— И что из этого вышло?
— Когда время наступило, Джездергид, к чести его надо сказать, возвел своего подопечного на престол Константинополя и возвратил всю власть новому императору — Феодосию.
Это было незаурядное деяние, и Юстиниан полагал, что, не говоря уж о соображениях мира и дружбы, на великодушие персидского монарха былых времен, оказавшего покровительство византийскому наследнику, следовало ответить поступком столь же благородным.
Но Феодора, с ее женским умом, отмела все прекраснодушные рассуждения и соображения и сосредоточилась на том, какое влияние это может оказать на судьбу того, кто был ей теперь всего дороже.
— Был ли Феодосий усыновлен Джездергидом? — спросила она.
— Нет, он пребывал под его покровительством.
— Но Кавад хочет, чтобы Хосров был усыновлен Юстином.
— Да, это так.
И сам собою у нее возник вопрос:
— А как это скажется на тебе?
Юстиниан удивился.
— Никак, насколько я понимаю. Иноземный царевич, живущий при нашем дворе, не может повлиять на мое положение.
— Ты уверен? — воскликнула она. — Я предвижу опасность.
— Какую же?
— Я ничего не смыслю в этих делах, принц, но не будет ли Хосров в качестве законно усыновленного Юстином иметь — хотя бы в глазах персов — законное право на императорский трон?
Он удивленно взглянул на нее.
— Понимаю. Если у персов будет основание для претензий на трон, они могут оказаться гораздо опаснее, чем если этого основания у них не будет.
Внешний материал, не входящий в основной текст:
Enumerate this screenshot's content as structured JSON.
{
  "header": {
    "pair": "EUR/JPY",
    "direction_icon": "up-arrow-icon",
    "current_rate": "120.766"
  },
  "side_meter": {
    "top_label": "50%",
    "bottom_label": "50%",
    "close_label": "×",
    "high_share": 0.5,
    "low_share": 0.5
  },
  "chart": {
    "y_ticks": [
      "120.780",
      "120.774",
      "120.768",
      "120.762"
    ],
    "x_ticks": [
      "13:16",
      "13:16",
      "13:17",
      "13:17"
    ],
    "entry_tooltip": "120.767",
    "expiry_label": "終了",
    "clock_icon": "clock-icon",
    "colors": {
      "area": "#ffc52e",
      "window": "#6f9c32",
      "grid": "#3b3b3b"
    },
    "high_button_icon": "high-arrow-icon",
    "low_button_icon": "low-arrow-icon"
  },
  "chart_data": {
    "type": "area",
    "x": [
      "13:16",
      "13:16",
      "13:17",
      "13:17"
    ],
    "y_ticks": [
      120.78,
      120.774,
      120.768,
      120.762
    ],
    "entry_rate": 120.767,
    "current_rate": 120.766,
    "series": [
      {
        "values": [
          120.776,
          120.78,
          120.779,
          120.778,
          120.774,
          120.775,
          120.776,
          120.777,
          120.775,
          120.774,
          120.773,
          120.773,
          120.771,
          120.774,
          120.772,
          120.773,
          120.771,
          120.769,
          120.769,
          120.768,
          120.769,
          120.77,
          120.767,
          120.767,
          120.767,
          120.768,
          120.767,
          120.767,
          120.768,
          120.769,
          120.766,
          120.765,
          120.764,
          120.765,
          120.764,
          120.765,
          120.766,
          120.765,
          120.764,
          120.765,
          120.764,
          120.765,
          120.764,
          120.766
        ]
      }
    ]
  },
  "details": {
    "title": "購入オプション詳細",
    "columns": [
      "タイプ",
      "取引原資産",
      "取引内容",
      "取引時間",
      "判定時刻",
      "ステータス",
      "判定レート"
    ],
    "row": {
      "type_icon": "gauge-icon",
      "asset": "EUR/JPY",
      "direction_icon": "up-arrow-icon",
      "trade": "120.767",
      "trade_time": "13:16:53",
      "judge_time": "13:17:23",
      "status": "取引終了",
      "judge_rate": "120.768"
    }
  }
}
Юстиниан замолчал, размышляя о водоворотах недовольства, бурливших в государстве. Многие в Константинополе так и не примирились с властью Юстина. Средоточием этой смуты была партия Зеленых при Ипподроме, а основой — монофизитская ересь. В провинциях также были непокорные народы, такие, как исавры в Малой Азии, и от них постоянно исходила опасность. Никто лучше принца не знал, как тонка нить лояльности, привязывающая к империи непокорные ее части, или насколько легко какой-нибудь державе, будь у нее хотя бы формальные права на трон и помани она обещаниями переметнувшихся на ее сторону, спровоцировать мятеж и, воспользовавшись восстанием для поддержки вторжения, ускорить падение империи.
Потребовался живой ум девушки, не мыслившей категориями государств и народов, но заинтересованной судьбой одного мужчины, чтобы ему открылось, сколь велика опасность.
Он резко встал.
— Я должен сейчас же уйти, — проговорил он.
Она также поднялась и стояла перед ним, снова потупившись.
— Тогда… наверное… пора прощаться?
— Прощаться? — он удивленно взглянул на нее. — Почему?
— Ты сказал… вчера вечером…
— А! Вчера вечером… Помню, — несколько мгновений он смотрел на нее. — Есть ли у тебя причина, Феодора, уйти сейчас?
— Н-нет.
— Тогда, может быть, останешься? Хотя бы еще на одну ночь? Я хотел бы побеседовать с тобой.
Всякое придворное общество — это сплошной водоворот злословия. Отнюдь не лучшая из склонностей людей совать нос в чужую жизнь, перемывать косточки другим и копаться в интимных — в первую очередь неблаговидных — делах здесь особенно заметна из-за значительности лиц, составляющих это общество. Самые видные из них находятся под особо пристальным надзором. Ни один взгляд, ни одно слово, ни одно их движение не остается незамеченным и не может не стать общим достоянием, и всякий из записных мудрецов суеты толкует их на свой лад.
Невозможно было, чтобы пребывание девушки во дворце Юстиниана осталось незамеченным. Когда же она не ушла, как обычно, после первой ночи, а осталась и на третий, и на четвертый день, это стало главной темой дворцовых сплетен, предметом бесчисленных скабрезных шуточек остроумцев и лукавых намеков блестящих придворных дам.
Этот кусочек оказался для сплетников столь лаком, что совершенно отвлек внимание общества от обстоятельства гораздо более значительного, а именно — от того бурного ликования, с каким было встречено предложение Персии об усыновлении царевича Хосрова императором Юстином.
Переговорив с дядей, Юстиниан созвал государственный совет. Мудрые мужи восхищались впоследствии тем, что принцу удалось первым обнаружить ловушку, коварно скрытую в бесхитростном и почти сердечном, на первый взгляд, предложении царя Кавада.
Но государственные дела требуют тонкого подхода. Ни в коем случае нельзя было ответить прямым и грубым отказом на дипломатическое предложение, сколь бы злонамеренно оно ни было. Такая невежливость не допускалась, она к тому же могла повлечь за собой международный скандал.